42      À titre liminaire, il convient d’observer que la requérante demande la seule réparation du préjudice prétendument subi par elle du fait de la décision du 28 mars 2006, sans formuler en même temps des conclusions en annulation de cet acte, qui constitue cependant un acte faisant grief au sens de la jurisprudence communautaire, en ce qu’il produit des effets juridiques obligatoires de nature à affecter directement et immédiatement les intérêts de la requérante, en modifiant de façon caractérisée la situation juridique de celle‑ci (voir arrêt du Tribunal du 28 juin 2006, Grünheid/Commission, F‑101/05, non encore publié au Recueil, point 33) ; il convient également d’observer que la demande de la requérante vise la réparation d’un préjudice seulement moral, qui découlerait de la décision du 28 mars 2006.

 Sur la recevabilité

43      Il résulte d’une jurisprudence constante que pour l’engagement de la responsabilité de la Communauté européenne au sens de l’article 288 CE, il faut qu’un ensemble de trois conditions soit réuni, à savoir l’illégalité d’un acte ou d’un comportement des institutions, la réalité du préjudice et l’existence d’un lien de causalité entre l’acte ou le comportement et le préjudice invoqué (voir, en ce sens, arrêt de la Cour du 4 juillet 1989, Francesconi e.a./Commission, 326/86 et 66/88, Rec. p. 2087, point 8 ; arrêt du Tribunal du 9 octobre 2007, Bellantone/Cour des comptes, F‑85/06, non encore publié au Recueil, point 87).

44      Concernant la première condition, à savoir celle tenant à l’illégalité d’un acte ou d’un comportement des institutions, la requérante considère que son recours en indemnité repose sur l’illégalité de la décision du 28 mars 2006, qui lui aurait causé un préjudice, alors que la Commission soutient que le recours se fonde sur le comportement prétendument illégal de ses services.

45      Il convient de rappeler, à cet égard, la quadruple base de l’argumentation par laquelle la requérante tend à démontrer l’« attitude fautive » de la Commission à son encontre.

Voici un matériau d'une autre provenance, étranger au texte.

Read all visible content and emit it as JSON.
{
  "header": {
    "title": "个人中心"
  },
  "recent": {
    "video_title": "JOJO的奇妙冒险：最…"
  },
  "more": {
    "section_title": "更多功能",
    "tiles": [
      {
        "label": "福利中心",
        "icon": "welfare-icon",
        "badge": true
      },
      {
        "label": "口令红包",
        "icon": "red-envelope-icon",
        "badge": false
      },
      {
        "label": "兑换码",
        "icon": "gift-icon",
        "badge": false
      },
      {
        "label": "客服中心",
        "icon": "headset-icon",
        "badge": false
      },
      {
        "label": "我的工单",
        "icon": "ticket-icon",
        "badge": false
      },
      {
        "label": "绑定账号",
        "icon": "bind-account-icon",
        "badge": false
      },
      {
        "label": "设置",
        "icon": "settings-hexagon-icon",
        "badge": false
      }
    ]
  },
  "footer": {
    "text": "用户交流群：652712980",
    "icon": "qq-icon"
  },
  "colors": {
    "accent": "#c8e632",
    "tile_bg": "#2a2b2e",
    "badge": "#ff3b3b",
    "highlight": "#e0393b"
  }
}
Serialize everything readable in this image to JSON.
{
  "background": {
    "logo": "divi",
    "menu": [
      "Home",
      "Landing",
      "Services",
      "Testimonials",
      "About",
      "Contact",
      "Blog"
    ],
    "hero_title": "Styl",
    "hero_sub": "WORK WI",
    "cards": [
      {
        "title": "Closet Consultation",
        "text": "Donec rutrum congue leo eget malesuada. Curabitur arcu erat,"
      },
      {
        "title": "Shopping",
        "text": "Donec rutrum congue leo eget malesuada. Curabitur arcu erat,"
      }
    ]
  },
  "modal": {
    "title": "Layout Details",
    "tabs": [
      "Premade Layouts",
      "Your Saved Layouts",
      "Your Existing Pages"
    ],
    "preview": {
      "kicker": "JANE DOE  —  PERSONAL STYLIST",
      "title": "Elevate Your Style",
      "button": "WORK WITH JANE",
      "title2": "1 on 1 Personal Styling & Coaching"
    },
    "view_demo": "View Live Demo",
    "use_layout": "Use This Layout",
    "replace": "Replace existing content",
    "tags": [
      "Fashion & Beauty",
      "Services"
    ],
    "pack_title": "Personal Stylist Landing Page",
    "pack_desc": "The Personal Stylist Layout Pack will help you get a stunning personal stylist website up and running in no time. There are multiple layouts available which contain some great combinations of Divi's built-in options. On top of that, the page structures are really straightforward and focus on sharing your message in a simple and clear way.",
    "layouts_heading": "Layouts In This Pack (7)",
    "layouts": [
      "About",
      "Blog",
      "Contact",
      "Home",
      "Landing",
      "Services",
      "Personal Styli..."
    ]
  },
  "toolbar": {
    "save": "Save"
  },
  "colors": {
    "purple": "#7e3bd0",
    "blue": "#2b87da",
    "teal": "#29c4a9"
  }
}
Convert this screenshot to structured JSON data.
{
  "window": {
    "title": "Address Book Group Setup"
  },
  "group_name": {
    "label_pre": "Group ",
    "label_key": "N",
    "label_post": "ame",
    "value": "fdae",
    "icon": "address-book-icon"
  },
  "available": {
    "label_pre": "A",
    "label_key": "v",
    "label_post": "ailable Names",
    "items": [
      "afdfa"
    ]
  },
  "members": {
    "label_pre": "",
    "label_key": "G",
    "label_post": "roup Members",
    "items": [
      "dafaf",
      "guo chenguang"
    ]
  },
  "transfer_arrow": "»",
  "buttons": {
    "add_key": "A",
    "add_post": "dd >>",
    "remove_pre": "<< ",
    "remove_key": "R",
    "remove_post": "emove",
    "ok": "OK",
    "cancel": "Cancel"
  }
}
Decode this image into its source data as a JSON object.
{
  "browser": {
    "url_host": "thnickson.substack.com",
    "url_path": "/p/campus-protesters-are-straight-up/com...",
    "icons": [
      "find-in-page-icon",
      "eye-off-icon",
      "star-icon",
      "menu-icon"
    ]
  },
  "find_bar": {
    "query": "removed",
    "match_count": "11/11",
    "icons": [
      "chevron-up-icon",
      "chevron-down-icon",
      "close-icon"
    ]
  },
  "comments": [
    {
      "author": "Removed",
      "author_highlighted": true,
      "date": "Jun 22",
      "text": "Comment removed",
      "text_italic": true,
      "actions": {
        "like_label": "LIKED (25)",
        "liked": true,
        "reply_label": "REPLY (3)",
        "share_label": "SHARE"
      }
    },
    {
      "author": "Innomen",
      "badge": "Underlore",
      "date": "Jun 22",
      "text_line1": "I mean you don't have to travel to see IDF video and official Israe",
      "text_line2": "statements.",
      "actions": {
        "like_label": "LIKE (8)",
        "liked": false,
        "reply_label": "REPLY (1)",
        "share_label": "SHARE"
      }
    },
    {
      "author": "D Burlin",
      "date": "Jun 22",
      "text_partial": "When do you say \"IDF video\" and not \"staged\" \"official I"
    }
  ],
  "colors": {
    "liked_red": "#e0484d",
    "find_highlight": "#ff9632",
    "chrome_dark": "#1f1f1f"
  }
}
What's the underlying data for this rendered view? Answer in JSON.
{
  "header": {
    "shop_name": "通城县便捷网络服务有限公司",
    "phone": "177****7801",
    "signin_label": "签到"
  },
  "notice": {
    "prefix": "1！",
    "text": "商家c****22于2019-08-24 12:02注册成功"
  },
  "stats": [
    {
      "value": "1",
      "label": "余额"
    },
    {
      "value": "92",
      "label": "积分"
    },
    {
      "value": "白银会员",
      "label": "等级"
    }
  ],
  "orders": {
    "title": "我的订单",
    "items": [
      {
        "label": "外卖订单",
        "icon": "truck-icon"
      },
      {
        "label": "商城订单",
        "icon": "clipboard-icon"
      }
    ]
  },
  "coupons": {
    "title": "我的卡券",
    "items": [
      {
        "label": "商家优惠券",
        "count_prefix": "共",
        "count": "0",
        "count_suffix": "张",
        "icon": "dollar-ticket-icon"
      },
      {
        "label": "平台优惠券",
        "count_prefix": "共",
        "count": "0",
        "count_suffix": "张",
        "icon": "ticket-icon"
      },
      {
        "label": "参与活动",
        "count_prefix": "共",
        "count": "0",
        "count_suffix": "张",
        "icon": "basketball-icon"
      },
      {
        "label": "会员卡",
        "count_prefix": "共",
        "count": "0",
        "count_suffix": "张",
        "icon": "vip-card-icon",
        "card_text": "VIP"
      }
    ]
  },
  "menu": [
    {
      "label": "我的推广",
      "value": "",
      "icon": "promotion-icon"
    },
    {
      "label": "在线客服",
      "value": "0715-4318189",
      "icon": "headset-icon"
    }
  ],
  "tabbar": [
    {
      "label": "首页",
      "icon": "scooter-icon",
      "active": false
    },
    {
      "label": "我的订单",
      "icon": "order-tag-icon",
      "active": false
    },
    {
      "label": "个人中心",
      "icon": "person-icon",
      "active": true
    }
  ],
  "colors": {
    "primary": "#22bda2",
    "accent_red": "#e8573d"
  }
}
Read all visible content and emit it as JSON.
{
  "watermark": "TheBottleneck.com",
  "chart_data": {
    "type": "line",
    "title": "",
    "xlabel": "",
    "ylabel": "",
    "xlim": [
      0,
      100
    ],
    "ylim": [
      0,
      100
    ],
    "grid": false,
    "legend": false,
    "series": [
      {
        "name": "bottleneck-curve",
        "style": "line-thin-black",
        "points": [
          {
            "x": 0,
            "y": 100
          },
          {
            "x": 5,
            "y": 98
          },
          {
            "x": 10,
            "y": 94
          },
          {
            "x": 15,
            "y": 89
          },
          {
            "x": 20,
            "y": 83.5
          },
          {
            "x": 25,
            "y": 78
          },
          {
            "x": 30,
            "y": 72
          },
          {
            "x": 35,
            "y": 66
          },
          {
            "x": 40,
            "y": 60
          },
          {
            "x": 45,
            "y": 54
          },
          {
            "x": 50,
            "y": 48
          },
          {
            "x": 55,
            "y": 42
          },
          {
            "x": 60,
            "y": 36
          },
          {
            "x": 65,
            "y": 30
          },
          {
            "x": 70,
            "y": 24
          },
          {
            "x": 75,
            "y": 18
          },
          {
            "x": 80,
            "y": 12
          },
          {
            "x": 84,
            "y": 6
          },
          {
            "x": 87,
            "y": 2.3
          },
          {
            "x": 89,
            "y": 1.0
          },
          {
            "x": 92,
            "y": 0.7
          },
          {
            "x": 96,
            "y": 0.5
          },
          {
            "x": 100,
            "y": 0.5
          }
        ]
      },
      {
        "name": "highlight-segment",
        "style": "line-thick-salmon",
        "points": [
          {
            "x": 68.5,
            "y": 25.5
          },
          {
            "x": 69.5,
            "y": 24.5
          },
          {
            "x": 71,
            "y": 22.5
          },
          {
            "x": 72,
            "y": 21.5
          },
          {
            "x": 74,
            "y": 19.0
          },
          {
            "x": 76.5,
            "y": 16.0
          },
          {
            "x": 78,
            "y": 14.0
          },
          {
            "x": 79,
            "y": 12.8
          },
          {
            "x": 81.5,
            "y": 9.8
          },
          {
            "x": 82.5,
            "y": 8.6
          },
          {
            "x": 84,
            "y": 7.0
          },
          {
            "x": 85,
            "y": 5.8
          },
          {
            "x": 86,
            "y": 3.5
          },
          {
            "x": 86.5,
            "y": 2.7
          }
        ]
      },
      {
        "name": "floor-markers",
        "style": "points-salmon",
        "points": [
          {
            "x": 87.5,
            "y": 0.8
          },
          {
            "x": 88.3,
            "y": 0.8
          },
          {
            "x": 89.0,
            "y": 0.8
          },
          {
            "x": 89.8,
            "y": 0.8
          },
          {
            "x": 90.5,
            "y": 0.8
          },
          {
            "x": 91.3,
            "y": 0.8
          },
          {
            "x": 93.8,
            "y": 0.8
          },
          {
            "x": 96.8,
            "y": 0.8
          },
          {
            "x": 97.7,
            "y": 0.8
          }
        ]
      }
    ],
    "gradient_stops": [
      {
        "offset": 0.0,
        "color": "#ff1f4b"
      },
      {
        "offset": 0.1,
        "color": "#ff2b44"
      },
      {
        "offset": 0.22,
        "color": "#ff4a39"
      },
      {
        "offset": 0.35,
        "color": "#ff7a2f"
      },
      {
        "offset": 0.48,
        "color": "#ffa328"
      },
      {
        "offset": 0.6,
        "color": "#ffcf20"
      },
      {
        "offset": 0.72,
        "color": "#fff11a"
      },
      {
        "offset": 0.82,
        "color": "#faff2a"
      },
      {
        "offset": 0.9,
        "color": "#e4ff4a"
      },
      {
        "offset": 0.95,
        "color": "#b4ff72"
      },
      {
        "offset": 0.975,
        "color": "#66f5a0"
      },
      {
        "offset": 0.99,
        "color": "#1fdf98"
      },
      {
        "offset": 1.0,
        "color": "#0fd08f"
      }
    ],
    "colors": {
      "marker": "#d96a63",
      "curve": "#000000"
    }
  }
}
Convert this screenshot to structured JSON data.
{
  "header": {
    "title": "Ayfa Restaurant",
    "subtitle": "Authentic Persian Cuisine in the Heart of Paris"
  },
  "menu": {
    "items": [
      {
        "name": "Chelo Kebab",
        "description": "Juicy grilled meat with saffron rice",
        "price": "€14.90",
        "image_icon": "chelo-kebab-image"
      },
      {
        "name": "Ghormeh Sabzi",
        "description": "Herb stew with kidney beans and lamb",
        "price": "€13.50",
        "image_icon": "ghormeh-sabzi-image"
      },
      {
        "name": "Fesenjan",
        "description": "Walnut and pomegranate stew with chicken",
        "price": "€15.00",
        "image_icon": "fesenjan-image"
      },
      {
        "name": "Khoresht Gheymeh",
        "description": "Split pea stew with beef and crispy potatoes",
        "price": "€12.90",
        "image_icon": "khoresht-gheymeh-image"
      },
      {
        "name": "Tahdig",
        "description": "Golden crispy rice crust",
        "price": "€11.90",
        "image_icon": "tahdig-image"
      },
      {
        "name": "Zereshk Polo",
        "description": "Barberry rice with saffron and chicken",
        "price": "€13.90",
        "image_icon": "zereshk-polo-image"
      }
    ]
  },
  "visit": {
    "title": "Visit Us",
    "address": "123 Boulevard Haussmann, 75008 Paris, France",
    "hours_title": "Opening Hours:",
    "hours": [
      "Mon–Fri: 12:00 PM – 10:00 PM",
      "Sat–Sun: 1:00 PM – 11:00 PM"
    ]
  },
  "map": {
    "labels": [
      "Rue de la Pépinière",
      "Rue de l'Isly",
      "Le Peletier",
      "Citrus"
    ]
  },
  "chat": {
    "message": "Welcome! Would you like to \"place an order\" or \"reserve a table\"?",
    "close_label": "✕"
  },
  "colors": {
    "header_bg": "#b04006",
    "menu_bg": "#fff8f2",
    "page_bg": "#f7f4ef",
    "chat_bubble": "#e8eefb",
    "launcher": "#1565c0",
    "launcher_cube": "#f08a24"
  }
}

Elle reproche, en effet, à la Commission, premièrement, le non‑respect de la diligence à laquelle toute administration serait tenue, deuxièmement, le non‑respect des engagements résultant de l’accord d’échange de fonctionnaires convenu entre la Commission et les autorités helléniques, la Commission contrevenant de la sorte – selon la requérante – à sa confiance légitime et à l’intérêt général communautaire, troisièmement, les propos, sinon injurieux, du moins déplacés que la Commission aurait tenus à son égard et, enfin, la discrimination dont elle aurait été victime du fait de la décision du 28 mars 2006.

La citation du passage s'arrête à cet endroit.